Brassicaceae Family members found on Montara Mountain include:

Arabis blepharophylla - (Rose Rock Cress)

Arabis glabra - (Tower Mustard)

Barbarea vulgaris - (Common Winter Cress)

Brassica birapa - (Field Mustard)

Dentaria cardimine californica - (Milkmaids)

Erysimum franciscanum - (San Francisco Wallflower)

Hirschfeldia incana - (Summer Mustard)

Lobularia maritima - (Sweet Alysum)

Raphanus sativus - (Wild Radish)



Hirschfeldia incana:
Summer Mustard

Brassicaceae (Mustard Family)

Flowers: Bright yellow, four petals; in small clusters on top of stems.

Blooms: May - October.

Leaves: Tiny upper leaves, basal leaves with large terminal lobe and many small lateral lobes.

Fruit/Seeds: Very short linear seed pods, usually one-seeded and pressed up to stem below flower head.

Location: Grassy trails, disturbed areas along most trails.

Status: Alien Invasive- Common.

Hirschfeldia incana

Poking up through the sage and coyote bush.

Further description & Comment: 1 - 4 ft tall. Smooth stems. Also known as Shortpod Mustard - older scientific name was Brassica geniculata. Like most inavasives, Summer Mustard quickly colonizes disturbed areas before natives can recolonize, and from there can start spreading into undisturbed habitat, displacing native vegetation.



Lobularia maritima:
Sweet Alyssum

Brassicaceae (Mustard Family)

Flowers: White, tiny, numerous and fragrant; in loose domes at ends of stems.

Blooms: Mainly April - July, but can be found blooming all year.

Leaves: Narrow, linear, unlobed.

Fruit/Seeds: In oval seed-pods, transparent and eyeglass-like, less than 3 mm in length.

Location: Along all trails and roads, disturbed areas.

Status: Alien - Invasive - Common:

Lobularia maritima
600x450 JPEG - 56K

Further description & Comment: Grows 1 - 10 inches tall, entire plant a cushiony mass (see photo to left.)

Alyssum is a garden escapee that spreads rapidly - it can be found along the trails all the way up to peaks of Montara Mountain, and grows in profusion along Highway 1, making removal nearly impossible.



Raphanus sativus:
Wild Radish

Brassicaceae (Mustard Family)

 Flowers: Lavender, white - pink, four distinct long rounded petals.

Blooms: March - August.

Leaves: Deeply lobed at base and along lower stem, very mustard-ly (see Barbarea vulgaris - Common Winter Cress).

Fruit/Seeds: Long, fat, dark green pods, with noticeable constrictions in pod between individual seeds.

Location: All disturbed areas, along roads and trails.

Status: Alien - Invasive - Common:

Raphanus sativus
600x450 JPEG - 36K

Further description & Comment: 1 - 4 ft tall, scraggly stem to bush-like.
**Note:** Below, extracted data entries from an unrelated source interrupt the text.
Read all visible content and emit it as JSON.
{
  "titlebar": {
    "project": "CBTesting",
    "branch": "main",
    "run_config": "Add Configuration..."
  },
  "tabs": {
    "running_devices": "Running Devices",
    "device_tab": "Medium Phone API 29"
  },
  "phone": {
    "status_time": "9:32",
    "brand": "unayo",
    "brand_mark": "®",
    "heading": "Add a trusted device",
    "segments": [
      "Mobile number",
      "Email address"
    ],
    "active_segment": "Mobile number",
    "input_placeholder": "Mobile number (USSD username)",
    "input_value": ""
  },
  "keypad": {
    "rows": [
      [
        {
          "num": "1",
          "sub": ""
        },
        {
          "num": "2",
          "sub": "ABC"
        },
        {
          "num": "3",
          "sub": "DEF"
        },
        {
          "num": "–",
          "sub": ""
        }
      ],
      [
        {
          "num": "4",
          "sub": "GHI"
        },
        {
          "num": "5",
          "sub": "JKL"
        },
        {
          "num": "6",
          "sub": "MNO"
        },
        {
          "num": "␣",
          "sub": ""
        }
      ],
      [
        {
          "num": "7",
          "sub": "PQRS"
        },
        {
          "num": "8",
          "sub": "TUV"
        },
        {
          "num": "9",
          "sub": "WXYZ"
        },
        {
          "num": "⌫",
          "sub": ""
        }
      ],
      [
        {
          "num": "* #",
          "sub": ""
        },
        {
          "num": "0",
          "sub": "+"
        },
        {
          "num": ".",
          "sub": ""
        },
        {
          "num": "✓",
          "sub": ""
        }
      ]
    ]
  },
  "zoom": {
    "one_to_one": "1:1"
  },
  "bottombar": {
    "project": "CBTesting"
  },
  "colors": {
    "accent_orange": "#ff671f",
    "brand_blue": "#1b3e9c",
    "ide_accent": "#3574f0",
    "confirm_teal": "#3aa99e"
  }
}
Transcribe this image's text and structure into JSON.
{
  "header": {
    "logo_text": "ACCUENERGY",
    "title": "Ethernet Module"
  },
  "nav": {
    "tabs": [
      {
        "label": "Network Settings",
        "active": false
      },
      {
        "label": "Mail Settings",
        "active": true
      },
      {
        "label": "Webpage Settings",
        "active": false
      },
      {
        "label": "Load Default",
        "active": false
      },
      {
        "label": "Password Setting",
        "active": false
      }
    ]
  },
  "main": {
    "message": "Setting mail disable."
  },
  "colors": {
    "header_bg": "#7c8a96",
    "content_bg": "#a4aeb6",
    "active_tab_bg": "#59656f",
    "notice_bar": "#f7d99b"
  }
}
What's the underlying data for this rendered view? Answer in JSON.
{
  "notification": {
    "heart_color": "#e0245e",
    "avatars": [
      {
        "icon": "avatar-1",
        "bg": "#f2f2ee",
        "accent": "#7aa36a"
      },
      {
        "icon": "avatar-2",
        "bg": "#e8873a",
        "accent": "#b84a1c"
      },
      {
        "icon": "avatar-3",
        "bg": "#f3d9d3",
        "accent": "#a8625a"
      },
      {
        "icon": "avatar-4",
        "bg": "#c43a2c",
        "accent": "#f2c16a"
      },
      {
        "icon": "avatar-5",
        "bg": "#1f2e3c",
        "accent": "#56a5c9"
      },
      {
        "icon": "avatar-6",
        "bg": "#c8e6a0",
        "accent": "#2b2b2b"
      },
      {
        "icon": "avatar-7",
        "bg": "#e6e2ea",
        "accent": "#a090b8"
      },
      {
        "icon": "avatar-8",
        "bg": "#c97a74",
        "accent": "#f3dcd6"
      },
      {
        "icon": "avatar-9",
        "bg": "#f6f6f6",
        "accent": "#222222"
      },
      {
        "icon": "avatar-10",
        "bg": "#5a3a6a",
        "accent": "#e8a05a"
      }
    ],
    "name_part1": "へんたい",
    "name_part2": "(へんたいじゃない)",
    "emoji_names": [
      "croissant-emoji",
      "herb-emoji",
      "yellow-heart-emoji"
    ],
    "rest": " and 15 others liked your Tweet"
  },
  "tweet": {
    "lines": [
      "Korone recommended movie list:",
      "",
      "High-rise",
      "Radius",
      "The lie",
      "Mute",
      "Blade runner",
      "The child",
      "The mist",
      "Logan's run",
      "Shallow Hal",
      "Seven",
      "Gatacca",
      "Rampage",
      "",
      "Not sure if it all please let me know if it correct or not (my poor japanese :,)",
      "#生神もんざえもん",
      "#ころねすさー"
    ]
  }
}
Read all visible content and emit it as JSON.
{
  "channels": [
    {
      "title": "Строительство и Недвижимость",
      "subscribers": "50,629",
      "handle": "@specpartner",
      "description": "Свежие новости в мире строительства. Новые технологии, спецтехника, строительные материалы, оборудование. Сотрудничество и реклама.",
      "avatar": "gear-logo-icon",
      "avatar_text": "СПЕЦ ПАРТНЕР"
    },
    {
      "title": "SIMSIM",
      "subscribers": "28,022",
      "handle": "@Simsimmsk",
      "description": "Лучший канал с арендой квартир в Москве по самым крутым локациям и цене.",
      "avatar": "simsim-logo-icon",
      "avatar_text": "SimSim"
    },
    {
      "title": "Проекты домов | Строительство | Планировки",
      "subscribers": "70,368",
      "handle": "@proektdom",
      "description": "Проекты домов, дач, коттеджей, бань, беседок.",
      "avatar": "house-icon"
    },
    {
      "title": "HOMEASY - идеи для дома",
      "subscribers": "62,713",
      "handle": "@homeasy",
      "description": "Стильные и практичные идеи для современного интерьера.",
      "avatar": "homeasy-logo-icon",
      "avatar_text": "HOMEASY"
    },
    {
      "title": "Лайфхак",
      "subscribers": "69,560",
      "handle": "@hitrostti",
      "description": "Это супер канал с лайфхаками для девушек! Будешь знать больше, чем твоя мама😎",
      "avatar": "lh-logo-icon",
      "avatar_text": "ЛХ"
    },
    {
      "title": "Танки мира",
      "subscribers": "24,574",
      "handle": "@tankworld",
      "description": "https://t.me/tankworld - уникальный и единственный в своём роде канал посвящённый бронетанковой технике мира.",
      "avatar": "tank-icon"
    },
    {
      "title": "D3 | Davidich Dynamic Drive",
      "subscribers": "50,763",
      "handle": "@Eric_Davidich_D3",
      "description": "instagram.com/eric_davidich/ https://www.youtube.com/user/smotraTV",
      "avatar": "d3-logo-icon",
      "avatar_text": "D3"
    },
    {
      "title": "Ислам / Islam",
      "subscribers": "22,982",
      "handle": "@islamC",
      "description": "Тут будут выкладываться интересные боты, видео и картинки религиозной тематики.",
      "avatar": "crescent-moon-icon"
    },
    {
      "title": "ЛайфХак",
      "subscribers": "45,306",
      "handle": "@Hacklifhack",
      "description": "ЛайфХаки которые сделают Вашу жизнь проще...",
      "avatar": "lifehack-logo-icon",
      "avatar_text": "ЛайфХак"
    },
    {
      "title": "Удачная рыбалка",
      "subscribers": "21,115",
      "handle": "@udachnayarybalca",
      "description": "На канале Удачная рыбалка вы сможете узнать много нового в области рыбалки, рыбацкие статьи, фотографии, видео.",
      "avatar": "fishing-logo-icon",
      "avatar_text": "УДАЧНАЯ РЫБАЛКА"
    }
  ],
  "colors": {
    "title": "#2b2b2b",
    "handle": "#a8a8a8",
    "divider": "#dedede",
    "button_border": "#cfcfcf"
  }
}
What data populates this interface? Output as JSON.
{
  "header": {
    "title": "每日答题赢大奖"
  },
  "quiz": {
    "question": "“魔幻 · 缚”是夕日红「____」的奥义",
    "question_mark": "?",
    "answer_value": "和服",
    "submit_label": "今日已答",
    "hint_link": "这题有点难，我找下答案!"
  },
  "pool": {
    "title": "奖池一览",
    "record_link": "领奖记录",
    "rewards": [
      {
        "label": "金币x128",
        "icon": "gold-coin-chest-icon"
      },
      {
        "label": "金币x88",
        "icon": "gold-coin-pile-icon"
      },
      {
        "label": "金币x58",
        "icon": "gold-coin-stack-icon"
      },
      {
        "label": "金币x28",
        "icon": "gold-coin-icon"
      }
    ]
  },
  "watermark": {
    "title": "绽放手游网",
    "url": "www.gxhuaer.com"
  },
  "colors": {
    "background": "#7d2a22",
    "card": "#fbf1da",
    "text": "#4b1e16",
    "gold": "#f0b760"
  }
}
Most coastsiders will recognize this plant - one sprouts up in almost everyone's yard each year, and vacant lots are often choked with it. They do pull out fairly easily, and a day's worth of work can rid an area easily.

The seeds appear to be expelled from the pods at ripening, but only a few feet, so it's a mystery to me how this plant can spread as far and as fast as it does. It may have an animal carrier I'm not aware of, or a way of hitching a ride with humans.